ABSTRACT

It would be even more popular if the episodes were distributed in a better way, but it is a risky business to improve on old works, like moving old trees, and the child does not care a bit about the rules of art. Incidentally it goes without saying that my partiality for Denmark, which I shall never deny, is evident in my contemplation of the poem Bjovulf; but even so I dare say that the rescue of Denmark from the clutches of the troll ought to give pleasure all over the North, for Danish is the female element of the Nordic area, an element that a group of peoples could no more do without than could a circle of friends for its enjoyment and true education; and it is only when Dana is cheerful and awake that she joins the North as a shield-maiden, but as soon as the troll manages to send her to sleep, as so often happens, she sinks down to become a German slave-maiden, which is not beneficial to the North, while her liberation is evidently more to the credit of the Goth [i.e.
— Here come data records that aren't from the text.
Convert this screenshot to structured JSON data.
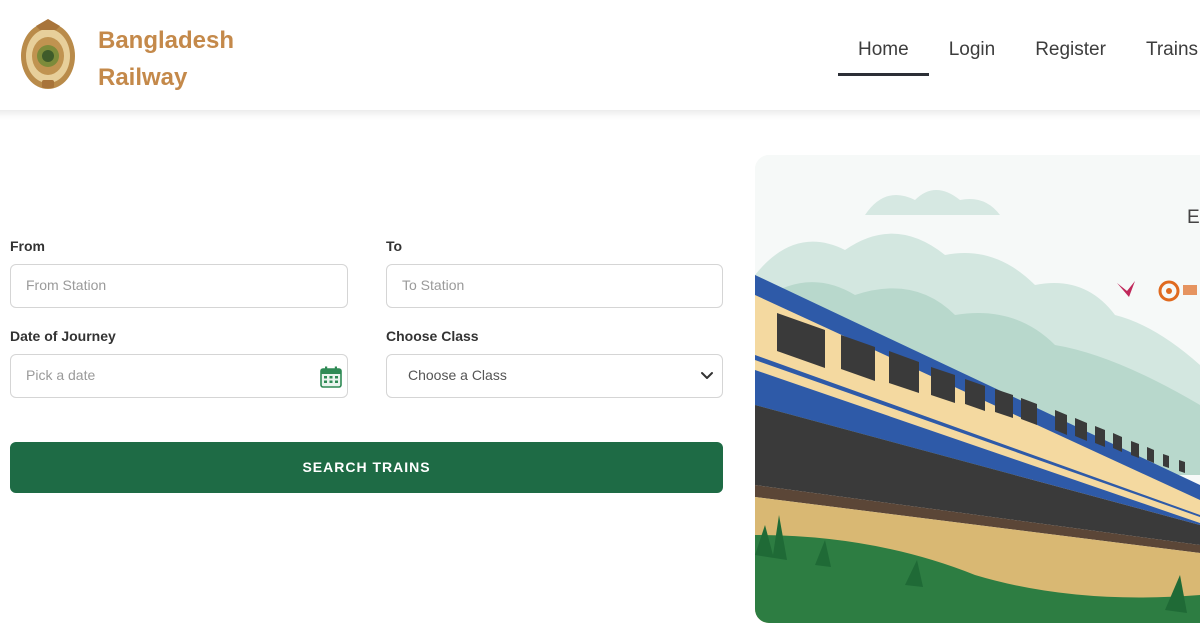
{
  "brand": {
    "line1": "Bangladesh",
    "line2": "Railway"
  },
  "nav": {
    "items": [
      {
        "label": "Home",
        "active": true
      },
      {
        "label": "Login",
        "active": false
      },
      {
        "label": "Register",
        "active": false
      },
      {
        "label": "Trains",
        "active": false
      }
    ]
  },
  "form": {
    "from": {
      "label": "From",
      "placeholder": "From Station"
    },
    "to": {
      "label": "To",
      "placeholder": "To Station"
    },
    "date": {
      "label": "Date of Journey",
      "placeholder": "Pick a date",
      "icon": "calendar-icon"
    },
    "class": {
      "label": "Choose Class",
      "selected": "Choose a Class",
      "icon": "chevron-down-icon"
    },
    "search_label": "SEARCH TRAINS"
  },
  "banner": {
    "partial_text": "Ea"
  },
  "colors": {
    "brand_text": "#c4894a",
    "primary_button": "#1e6b45",
    "train_blue": "#2e5aa8",
    "train_cream": "#f4d9a0",
    "grass": "#2d7d42"
  }
}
Beowulf] than of the Danes [see Haarder 1975:82-4 for comment on this image]. It is to be hoped, therefore, that the awareness of a basic interdependence may stimulate the weakened feeling of ancient kinship among the three small nations, that they may vie with each other without envy in honouring the spirit of the North with natural giant-strides and combine their efforts in warding off any foreign rule, not least that of the scholars under which we go mouldy like the ancient treasure lying for three centuries under the gold-dragon! If that came true, not only the poem of Bjovulf, which was made by none of us, would be gladly accepted as common property, but works of art of much greater maturity within the spirit of the North would emerge from under our hands.